When do you use domperidone over metoclopramide?
Use domperidone in elderly patients, those at risk for extrapyramidal side effects, or when long-term prokinetic therapy is needed. Domperidone doesn't cross the blood-brain barrier, so it causes minimal neurological side effects but maintains equal prokinetic efficacy.
How do you remember which antiemetic to use for chemotherapy vs motion sickness?
Think mechanism: Chemotherapy causes nausea via serotonin release from gut → use 5-HT3 antagonists (ondansetron). Motion sickness involves vestibular system → use anticholinergics (scopolamine) or antihistamines (promethazine).
Why has H. pylori triple therapy success rate declined?
Clarithromycin resistance has increased from <10% to 25-30% in India over the past decade. When resistance exceeds 15-20%, triple therapy success drops below 80%. This is why current guidelines recommend bismuth quadruple therapy as first-line in high-resistance areas.
What's the most important PPI drug interaction to remember?
Omeprazole inhibits CYP2C19, reducing clopidogrel's effectiveness and increasing warfarin levels. Use pantoprazole or rabeprazole in patients on these medications, as they have minimal CYP interactions.

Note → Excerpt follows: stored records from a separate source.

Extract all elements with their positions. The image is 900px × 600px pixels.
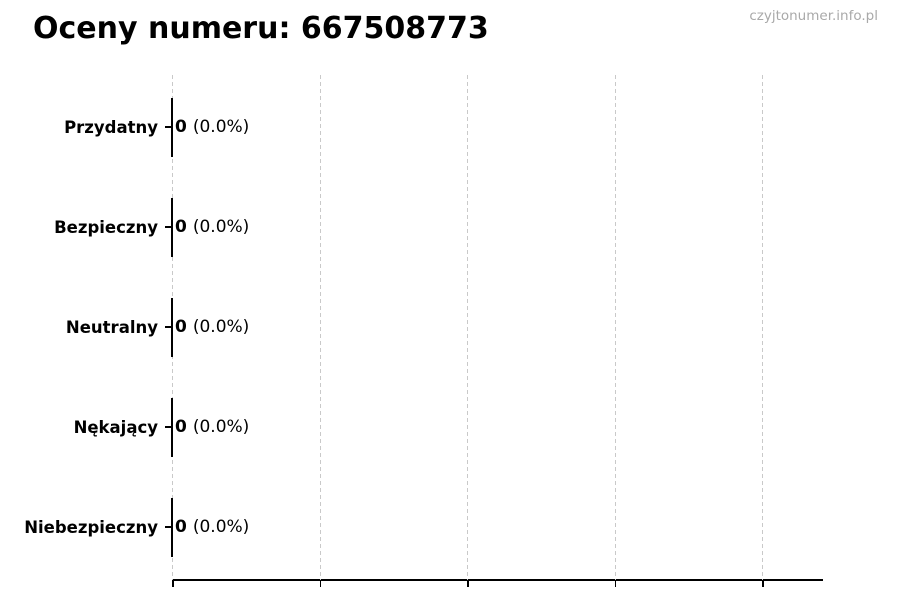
gridline <box>467 75 468 580</box>
gridline <box>614 75 616 580</box>
y-axis-tick <box>165 426 172 428</box>
x-axis-line <box>172 579 823 581</box>
value-text: 0 (0.0%) <box>175 298 249 357</box>
value-count: 0 <box>175 217 187 237</box>
value-percent: (0.0%) <box>192 317 250 337</box>
watermark: czyjtonumer.info.pl <box>749 8 878 24</box>
value-count: 0 <box>175 417 187 437</box>
zero-value-bar <box>171 197 173 257</box>
zero-value-bar <box>171 397 173 457</box>
x-axis-tick <box>319 581 321 587</box>
plot-area <box>172 75 823 587</box>
category-row: Niebezpieczny 0 (0.0%) <box>0 497 900 557</box>
value-count: 0 <box>175 117 187 137</box>
zero-value-bar <box>171 97 173 157</box>
y-axis-tick <box>165 326 172 328</box>
chart-title: Oceny numeru: 667508773 <box>33 11 489 46</box>
value-count: 0 <box>175 317 187 337</box>
value-text: 0 (0.0%) <box>175 198 249 257</box>
value-text: 0 (0.0%) <box>175 398 249 457</box>
gridline <box>172 75 173 580</box>
x-axis-tick <box>172 581 174 587</box>
value-percent: (0.0%) <box>192 517 250 537</box>
zero-value-bar <box>171 497 173 557</box>
value-percent: (0.0%) <box>192 217 250 237</box>
category-label: Neutralny <box>65 317 158 337</box>
value-percent: (0.0%) <box>192 417 250 437</box>
category-label: Bezpieczny <box>54 217 158 237</box>
gridline <box>319 75 321 580</box>
category-row: Bezpieczny 0 (0.0%) <box>0 197 900 257</box>
y-axis-tick <box>165 126 172 128</box>
category-row: Przydatny 0 (0.0%) <box>0 97 900 157</box>
category-label: Przydatny <box>64 117 158 137</box>
x-axis-tick <box>614 581 616 587</box>
category-label: Nękający <box>73 417 158 437</box>
zero-value-bar <box>171 297 173 357</box>
y-axis-tick <box>165 526 172 528</box>
category-label: Niebezpieczny <box>24 517 158 537</box>
value-percent: (0.0%) <box>192 117 250 137</box>
x-axis-tick <box>467 581 469 587</box>
x-axis-tick <box>762 581 764 587</box>
value-count: 0 <box>175 517 187 537</box>
category-row: Nękający 0 (0.0%) <box>0 397 900 457</box>
gridline <box>762 75 763 580</box>
value-text: 0 (0.0%) <box>175 498 249 557</box>
value-text: 0 (0.0%) <box>175 98 249 157</box>
y-axis-tick <box>165 226 172 228</box>
category-row: Neutralny 0 (0.0%) <box>0 297 900 357</box>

When do PPIs cause rebound hyperacidity and how do you prevent it?
Rebound occurs after stopping long-term PPIs (>8 weeks) due to gastrin-induced parietal cell hyperplasia. Prevent by tapering over 4-8 weeks or switching to H2 blockers before discontinuation. The rebound typically resolves in 1-2 weeks after complete discontinuation.